Kung Pao Chicken Bowl
Kung Pao Chicken Bowl
Makes 5 Servings
1 Serving(93g Meat/peanuts and 190g Veggies): 497 Calories, 35g Fats, 9g Carbs, 33g Protein
Start to table time: 35 Mins NOT including marinating
Chicken:
1lb chicken thighs, cut into bite sized pieces
2 Tbsp soy sauce
2 Tbsp rice wine vinegar
1 Tbsp olive oil
1 tsp ground ginger
OPTIONAL: 1 tsp chili paste
Sauce:
¼ Cup soy sauce
½ Cup chicken broth
2 Tbsp rice wine vinegar
2 Tbsp sesame seed oil
4-5 Tbsp Brown Swerve/Golden Lakanto or plain monkfruit/erythritol
½ tsp ground ginger
½ sp garlic powder
OPTIONAL: 1 Tbsp chili paste for spiciness
Veggie Bowl:
¼ Cup olive oil
1 Cup chopped green bell pepper (165g)
1 Cup chopped red bell pepper (145g)
5oz green beans, chopped
16oz cabbage, shredded
2 Tbsp fresh ginger, minced
4 cloves garlic, minced
1 Tbsp sesame seeds
½ Cup peanuts
Directions:
1. In a large Ziplock bag place the chicken and the chicken marinade ingredients and SHAKE well to mix. Massage the marinade into the meat and refrigerate for a min of 20 mins or up to 3 days.
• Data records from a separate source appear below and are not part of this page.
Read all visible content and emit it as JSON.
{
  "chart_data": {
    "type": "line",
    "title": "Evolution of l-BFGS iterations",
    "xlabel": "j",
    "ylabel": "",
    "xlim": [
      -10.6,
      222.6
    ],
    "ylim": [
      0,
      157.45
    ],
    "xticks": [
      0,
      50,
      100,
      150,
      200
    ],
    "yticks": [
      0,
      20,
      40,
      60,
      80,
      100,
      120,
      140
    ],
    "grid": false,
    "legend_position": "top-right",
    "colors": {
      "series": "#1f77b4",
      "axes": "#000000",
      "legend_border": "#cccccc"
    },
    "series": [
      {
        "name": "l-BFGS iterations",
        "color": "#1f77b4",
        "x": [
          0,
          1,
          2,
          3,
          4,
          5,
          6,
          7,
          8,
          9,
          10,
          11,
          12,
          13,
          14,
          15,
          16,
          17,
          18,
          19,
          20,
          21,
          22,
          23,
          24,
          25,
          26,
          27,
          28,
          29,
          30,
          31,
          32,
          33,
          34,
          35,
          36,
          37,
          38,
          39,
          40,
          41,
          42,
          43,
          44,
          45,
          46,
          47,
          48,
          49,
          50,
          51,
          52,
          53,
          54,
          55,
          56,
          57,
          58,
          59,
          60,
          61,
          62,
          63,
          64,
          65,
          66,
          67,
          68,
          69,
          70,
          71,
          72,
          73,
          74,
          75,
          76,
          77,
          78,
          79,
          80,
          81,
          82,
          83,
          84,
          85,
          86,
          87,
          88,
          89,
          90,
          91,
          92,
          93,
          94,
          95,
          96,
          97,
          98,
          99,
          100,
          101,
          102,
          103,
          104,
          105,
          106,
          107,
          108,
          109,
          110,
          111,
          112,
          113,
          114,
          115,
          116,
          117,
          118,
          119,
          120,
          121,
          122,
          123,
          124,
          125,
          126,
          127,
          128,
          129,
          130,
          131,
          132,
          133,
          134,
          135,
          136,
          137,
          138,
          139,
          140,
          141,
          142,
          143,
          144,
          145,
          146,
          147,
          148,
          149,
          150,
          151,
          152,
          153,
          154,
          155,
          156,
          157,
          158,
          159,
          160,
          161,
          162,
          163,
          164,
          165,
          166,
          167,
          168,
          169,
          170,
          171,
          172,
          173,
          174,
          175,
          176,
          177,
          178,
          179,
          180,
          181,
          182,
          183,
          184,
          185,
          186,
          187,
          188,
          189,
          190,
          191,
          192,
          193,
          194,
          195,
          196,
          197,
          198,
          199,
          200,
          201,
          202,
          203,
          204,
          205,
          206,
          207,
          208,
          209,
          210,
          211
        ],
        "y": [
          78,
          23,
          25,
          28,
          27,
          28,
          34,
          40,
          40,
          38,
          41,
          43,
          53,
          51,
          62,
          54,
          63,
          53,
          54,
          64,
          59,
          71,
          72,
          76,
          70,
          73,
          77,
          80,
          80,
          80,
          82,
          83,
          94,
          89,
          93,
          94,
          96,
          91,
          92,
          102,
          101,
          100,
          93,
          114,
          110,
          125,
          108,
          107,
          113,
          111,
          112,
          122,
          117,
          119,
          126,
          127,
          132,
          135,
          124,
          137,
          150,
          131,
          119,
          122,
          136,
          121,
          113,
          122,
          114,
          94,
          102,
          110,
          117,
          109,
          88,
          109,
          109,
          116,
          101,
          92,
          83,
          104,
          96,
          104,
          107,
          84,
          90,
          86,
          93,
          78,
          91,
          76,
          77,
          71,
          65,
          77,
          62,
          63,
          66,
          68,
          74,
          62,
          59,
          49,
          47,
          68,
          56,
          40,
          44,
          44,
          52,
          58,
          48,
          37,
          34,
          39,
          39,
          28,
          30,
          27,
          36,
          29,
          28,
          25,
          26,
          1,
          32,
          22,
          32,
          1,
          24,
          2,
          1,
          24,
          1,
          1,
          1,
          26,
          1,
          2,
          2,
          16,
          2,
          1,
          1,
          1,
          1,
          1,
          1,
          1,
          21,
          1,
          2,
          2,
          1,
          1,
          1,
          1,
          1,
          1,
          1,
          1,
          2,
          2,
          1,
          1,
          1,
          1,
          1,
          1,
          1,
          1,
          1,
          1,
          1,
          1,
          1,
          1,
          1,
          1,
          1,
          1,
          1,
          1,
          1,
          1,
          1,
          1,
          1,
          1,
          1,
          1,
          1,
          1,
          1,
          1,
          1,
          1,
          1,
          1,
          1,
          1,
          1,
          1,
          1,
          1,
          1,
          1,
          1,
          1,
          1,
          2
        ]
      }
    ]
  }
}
2. In a large sauce pan bring the sauce ingredients to a boil. Allow it to boil for 3-5 mins while whisking to thin the sauce. Then set to simmer.
3. Heat a large skillet over medium high heat then add the chicken in. Allow to sear for 5 mins then toss and sear for another 6 mins. Add the peanuts in and sear for 2 mins. Pour in ½ the sauce. Then reduce heat to a simmer.
4. In the same pan you cooked the chicken in heat the olive oil for the veggie bowl over medium high heat. Add in the garlic and ginger and sauté for 1 min. Then add in the bell peppers and remaining ingredients and the remainder of the sauce and toss. Simmer for 3 mins. Divide into 5 bowls equally and top with chicken mixture.
Tips:
1. For vegetarians substitute chicken with 3/4lb cubed tofu. Macros: 421 Calories, 32g Fats, 12g Carbs, 20g Protein.